Светлана сидела на постели дочери и, словно маленькую, гладила по головке, забирая волосы со щёк и лба. Притихшие младшие со своих «ярусов» прислушивались к не совсем понятному для них разговору. А Светлана думала, как помочь дочери. И всегда-то Оля была отзывчива, но никогда прежде не реагировала так остро на несчастье постороннего человека. Может, дело в том, что близки по возрасту, и девочка невольно примеряет чужой недуг на себя? И поэтому её участие чуть больше, чем обычная жалость?

— Знаешь, Оля, если уж тебе так невыносимо смотреть на этого мальчика, может, вам в другом месте гулять? — Светлана ещё не успела договорить, а дочь уже энергично мотала головой.

— Нет, что ты! Я наоборот… Подружиться хочу.

— Ну, что же, что же, — с некоторым сомнением полуодобрила Светлана.

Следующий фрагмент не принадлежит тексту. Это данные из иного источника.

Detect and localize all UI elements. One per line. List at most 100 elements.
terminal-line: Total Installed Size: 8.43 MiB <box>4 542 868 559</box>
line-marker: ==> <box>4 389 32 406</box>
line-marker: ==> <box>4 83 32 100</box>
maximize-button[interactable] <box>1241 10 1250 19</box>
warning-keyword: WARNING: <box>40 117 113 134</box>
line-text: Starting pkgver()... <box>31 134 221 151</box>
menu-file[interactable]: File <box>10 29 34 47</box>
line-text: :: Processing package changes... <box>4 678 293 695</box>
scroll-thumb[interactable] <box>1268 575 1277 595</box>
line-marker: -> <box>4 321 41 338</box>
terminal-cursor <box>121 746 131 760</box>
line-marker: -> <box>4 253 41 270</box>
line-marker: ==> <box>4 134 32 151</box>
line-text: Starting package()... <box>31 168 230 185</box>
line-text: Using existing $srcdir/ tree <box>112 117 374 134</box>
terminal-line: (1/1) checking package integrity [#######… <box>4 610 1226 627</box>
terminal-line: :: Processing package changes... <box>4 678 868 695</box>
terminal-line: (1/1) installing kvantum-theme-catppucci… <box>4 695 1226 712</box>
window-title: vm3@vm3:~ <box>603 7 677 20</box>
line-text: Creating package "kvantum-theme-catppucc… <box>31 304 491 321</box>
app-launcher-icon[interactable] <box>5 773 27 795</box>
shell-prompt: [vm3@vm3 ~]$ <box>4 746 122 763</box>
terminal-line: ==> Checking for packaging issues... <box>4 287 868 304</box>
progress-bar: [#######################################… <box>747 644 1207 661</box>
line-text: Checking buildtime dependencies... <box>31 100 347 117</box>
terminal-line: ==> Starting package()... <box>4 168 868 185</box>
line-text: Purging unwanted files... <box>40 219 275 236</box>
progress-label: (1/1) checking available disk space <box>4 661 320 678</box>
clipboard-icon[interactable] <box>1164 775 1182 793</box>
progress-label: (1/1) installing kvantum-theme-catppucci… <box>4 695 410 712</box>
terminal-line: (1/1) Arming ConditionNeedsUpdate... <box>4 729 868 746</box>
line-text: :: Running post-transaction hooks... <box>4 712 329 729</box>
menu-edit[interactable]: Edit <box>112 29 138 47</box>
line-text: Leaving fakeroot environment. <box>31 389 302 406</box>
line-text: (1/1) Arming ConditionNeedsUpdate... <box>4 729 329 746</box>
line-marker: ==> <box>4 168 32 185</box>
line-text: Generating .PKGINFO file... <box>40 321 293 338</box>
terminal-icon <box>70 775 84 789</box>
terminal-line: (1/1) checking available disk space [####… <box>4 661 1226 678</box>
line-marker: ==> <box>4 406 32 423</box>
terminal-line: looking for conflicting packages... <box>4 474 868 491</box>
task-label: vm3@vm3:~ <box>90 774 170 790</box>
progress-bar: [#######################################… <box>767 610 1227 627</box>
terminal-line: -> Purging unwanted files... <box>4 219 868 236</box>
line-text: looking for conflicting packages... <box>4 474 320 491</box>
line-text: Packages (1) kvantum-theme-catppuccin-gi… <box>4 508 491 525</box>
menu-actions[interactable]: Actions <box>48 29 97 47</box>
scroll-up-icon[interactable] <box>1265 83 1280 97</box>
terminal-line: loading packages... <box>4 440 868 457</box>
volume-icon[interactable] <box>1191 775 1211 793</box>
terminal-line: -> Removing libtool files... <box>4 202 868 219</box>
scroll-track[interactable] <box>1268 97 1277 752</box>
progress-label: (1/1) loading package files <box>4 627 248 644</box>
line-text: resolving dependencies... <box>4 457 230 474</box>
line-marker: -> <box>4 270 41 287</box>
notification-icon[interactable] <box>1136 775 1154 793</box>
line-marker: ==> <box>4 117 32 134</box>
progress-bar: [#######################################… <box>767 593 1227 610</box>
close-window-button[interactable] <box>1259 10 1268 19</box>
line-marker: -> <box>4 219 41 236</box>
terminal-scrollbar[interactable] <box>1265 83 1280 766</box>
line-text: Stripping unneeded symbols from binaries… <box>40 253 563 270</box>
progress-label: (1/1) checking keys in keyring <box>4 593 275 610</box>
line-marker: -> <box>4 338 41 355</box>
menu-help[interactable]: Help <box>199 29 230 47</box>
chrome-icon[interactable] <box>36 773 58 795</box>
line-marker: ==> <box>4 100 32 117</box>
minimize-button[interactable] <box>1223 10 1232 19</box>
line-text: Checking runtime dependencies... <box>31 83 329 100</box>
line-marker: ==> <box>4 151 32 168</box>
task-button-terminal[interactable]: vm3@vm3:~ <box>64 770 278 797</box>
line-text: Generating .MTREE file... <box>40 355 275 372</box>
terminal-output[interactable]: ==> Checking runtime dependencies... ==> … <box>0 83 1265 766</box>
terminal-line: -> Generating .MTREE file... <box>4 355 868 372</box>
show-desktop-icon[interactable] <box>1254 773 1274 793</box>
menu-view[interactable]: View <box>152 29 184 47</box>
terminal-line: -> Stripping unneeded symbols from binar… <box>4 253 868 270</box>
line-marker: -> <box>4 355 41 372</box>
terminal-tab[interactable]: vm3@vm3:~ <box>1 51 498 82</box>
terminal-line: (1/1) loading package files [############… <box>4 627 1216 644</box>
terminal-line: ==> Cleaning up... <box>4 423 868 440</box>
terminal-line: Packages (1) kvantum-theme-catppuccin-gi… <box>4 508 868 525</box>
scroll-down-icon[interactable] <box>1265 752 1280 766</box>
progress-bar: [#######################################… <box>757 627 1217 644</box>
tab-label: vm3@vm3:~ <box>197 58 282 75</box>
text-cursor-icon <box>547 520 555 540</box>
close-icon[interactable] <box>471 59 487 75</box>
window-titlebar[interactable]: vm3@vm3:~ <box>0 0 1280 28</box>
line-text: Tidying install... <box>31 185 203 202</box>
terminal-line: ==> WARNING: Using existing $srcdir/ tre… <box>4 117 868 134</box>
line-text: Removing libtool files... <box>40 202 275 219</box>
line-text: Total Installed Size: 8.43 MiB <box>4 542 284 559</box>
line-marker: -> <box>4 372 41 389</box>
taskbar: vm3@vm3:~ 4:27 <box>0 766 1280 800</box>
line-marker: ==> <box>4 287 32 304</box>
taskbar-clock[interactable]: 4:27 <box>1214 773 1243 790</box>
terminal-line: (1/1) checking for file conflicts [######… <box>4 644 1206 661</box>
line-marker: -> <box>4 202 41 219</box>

Впоследствии этот разговор не раз всплывал у неё в памяти, вызывая неоднозначное отношение к своей не до конца прояснённой позиции. Может, следовало мягко отвести сентиментальное дитятко от странной дружбы? И Олина судьба сложилась бы более благополучно…

Глава 2

— …У меня светлые волосы, не очень длинные, лицо круглое и всё в веснушках, хорошо, что ты их не видишь… Ой!

— А мне кажется, что это красиво, — не обращая внимания на её «ой», доброжелательно возразил Юра. — Я слышал, что у кого веснушки, того солнышко любит.

— Ну, может быть, — нехотя соглашается Оля и торопится перевести разговор с не очень приятной для неё темы:

— А у тебя вот пальцы красивые — длинные, музыкальные. Я в этом разбираюсь, у меня сестра двоюродная на пианино хорошо играет.

— Я тоже немножко играю, — смущённо признаётся Юрик.

— Ой, вот здорово! Ты с учителем занимаешься, да?

— Нет, это тётя Зина меня научила, она в детстве музыкальную школу закончила. Мне интересно перебирать клавиши. Я стараюсь сыграть то, о чём думаю, и своё отношение к этому выразить. Тётя Зина говорит, что это у меня философствование такое. А раньше у меня игра была: разные цвета передавать звуками. Вот, например, оранжевый: ля-соль-ля. Алый: соль-ми-соль. Ты — это алый цвет.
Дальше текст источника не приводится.